Here's why a handshake shouldn't seal the deal between landlords and tenants

From the Nolo.com Landlord and Tenant Center

Not many years ago, small landlords frequently rented their properties on the basis of a handshake -- reaching oral agreement with their tenants on key terms such as the amount of rent and when it was due. Landlords who did provide a written rental agreement or lease often used a jargon-laden form bought at a local office supply store. It might as well have been written in Sanskrit for all the practical guidance it provided to tenants.

This casual approach frequently led to problems, and it is even less likely to work now. The landlord-tenant relationship has grown more complicated, for several reasons: Today, laws and regulations govern all aspects of renting residential property. There is greater turnover in tenants. Landlords have more responsibilities, tenants have more rights, and small claims court makes it easy to take disputes to a judge.

Heading Off Trouble
A landlord who provides no written lease -- or one full of legal gobbledygook -- often finds that the result is chaos. What happens if the fine print in the lease (which neither the landlord nor the tenant actually reads) says no pets, but the landlord turned a blind eye to the cat when the tenant moved in? With no clear agreement written down, every small disagreement -- whether it's over repairs, the fee for a late rent check or deductions made from a departing tenant's security deposit -- has the potential to escalate into a nasty legal battle.

There's really no excuse for not putting a clear agreement in plain English.
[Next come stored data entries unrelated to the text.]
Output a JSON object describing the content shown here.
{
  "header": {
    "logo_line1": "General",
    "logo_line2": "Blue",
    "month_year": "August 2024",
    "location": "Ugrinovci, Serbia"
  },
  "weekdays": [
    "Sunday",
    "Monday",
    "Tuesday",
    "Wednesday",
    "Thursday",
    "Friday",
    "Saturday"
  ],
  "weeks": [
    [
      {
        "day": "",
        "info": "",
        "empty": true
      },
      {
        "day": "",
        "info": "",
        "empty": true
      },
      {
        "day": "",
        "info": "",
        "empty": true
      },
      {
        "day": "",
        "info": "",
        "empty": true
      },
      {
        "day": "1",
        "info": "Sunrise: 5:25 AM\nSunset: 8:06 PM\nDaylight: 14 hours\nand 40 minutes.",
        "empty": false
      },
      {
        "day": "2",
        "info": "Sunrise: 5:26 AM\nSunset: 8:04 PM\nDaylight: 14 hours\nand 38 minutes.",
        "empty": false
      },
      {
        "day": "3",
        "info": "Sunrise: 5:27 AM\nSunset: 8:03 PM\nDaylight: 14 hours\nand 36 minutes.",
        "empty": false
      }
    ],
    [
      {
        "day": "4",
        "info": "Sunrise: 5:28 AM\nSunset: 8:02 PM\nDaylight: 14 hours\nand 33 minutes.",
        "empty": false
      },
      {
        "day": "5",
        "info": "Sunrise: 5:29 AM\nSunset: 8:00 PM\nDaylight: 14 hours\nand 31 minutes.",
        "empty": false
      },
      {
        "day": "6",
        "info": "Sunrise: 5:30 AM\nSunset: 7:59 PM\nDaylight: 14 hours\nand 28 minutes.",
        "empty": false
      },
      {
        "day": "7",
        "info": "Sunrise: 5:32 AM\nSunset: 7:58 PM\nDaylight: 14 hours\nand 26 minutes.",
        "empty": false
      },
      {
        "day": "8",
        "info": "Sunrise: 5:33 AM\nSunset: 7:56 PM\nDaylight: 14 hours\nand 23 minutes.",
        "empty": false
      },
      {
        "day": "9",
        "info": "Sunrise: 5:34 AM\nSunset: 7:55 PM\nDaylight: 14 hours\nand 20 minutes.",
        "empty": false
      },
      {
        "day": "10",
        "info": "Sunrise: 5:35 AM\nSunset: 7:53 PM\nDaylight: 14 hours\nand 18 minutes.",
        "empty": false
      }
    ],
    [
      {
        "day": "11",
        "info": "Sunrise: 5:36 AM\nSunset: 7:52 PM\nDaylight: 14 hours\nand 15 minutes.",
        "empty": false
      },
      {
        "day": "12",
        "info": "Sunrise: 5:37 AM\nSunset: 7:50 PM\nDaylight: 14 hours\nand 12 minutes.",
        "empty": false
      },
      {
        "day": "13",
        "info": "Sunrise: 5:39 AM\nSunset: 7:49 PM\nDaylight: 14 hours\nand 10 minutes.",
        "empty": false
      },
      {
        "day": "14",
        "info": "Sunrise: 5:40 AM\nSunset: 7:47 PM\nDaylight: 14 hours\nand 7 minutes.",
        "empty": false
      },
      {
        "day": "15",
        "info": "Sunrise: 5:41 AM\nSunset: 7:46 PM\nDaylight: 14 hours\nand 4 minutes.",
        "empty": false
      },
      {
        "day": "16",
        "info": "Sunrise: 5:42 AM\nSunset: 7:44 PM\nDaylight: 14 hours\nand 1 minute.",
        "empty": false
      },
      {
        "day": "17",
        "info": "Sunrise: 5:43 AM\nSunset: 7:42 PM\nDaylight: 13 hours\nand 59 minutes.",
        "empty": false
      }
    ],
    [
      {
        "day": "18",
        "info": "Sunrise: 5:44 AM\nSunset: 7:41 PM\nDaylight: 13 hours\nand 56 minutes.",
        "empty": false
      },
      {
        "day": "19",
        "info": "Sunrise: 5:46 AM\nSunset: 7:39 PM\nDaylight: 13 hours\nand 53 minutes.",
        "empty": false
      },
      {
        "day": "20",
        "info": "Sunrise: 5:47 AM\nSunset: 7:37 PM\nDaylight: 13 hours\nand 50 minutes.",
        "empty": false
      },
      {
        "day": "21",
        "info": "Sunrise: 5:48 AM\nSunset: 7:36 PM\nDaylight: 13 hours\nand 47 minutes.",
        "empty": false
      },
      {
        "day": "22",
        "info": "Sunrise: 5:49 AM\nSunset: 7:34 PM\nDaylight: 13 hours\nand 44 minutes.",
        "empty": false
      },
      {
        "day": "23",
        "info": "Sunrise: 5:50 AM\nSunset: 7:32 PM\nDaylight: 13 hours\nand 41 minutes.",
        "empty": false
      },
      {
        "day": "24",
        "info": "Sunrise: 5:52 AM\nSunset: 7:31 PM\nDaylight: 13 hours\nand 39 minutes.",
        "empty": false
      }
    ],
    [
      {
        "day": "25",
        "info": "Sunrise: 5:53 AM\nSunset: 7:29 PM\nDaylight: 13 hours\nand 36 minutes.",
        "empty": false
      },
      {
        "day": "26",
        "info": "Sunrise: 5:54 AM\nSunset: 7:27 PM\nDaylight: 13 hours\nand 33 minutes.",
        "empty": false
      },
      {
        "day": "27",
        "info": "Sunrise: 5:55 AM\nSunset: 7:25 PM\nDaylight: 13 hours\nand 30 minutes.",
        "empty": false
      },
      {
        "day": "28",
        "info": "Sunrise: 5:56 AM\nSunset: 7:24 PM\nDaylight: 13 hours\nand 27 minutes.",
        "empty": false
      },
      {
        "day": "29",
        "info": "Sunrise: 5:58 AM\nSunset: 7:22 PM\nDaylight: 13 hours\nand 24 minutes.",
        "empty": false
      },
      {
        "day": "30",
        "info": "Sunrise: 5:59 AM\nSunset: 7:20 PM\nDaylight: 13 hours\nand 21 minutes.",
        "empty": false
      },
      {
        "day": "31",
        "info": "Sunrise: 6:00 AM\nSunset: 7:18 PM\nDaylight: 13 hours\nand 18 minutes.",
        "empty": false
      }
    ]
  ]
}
In addition to heading off disputes, a good lease nudges the landlord to deal with key issues that might otherwise be overlooked. The result? Happier tenants and happier landlords.

Solving Disputes
A solid, complete paper trail is invaluable if disputes do develop -- for example, regarding the landlord's right to enter a tenant's unit to make repairs, or the time it took for the landlord to fix a problem. Landlords can even run into trouble with someone they didn't choose as a tenant.

For example, suppose Betty talks to six tenant applicants before renting one of her units. Betty picks Applicant #3 because she feels he is most likely to reliably pay the rent. Two weeks later, Betty gets a call from a lawyer representing Applicant #5, who claims she was discriminated against because she is African-American and a single mother. If Betty isn't willing to pay $10,000 to settle the matter, she'll promptly be sued in federal court for $50,000.

Because Betty has no written documentation explaining how she picked Applicant #3, her insurance carrier proposes to pay the $10,000. After all, they point out, the fact that Betty picked a white male with no children looks bad, especially since it turns out that the African-American single mother has a higher-paying job.

Had Betty been able to produce all the candidates' comprehensive written applications, their credit reports and references from previous landlords, the result would likely have been different. Betty would have had good written documentation supporting why Applicant #3 was picked -- his credit history and job stability were far better than that of Applicant #5, who had recently declared bankruptcy and had poor references from previous landlords.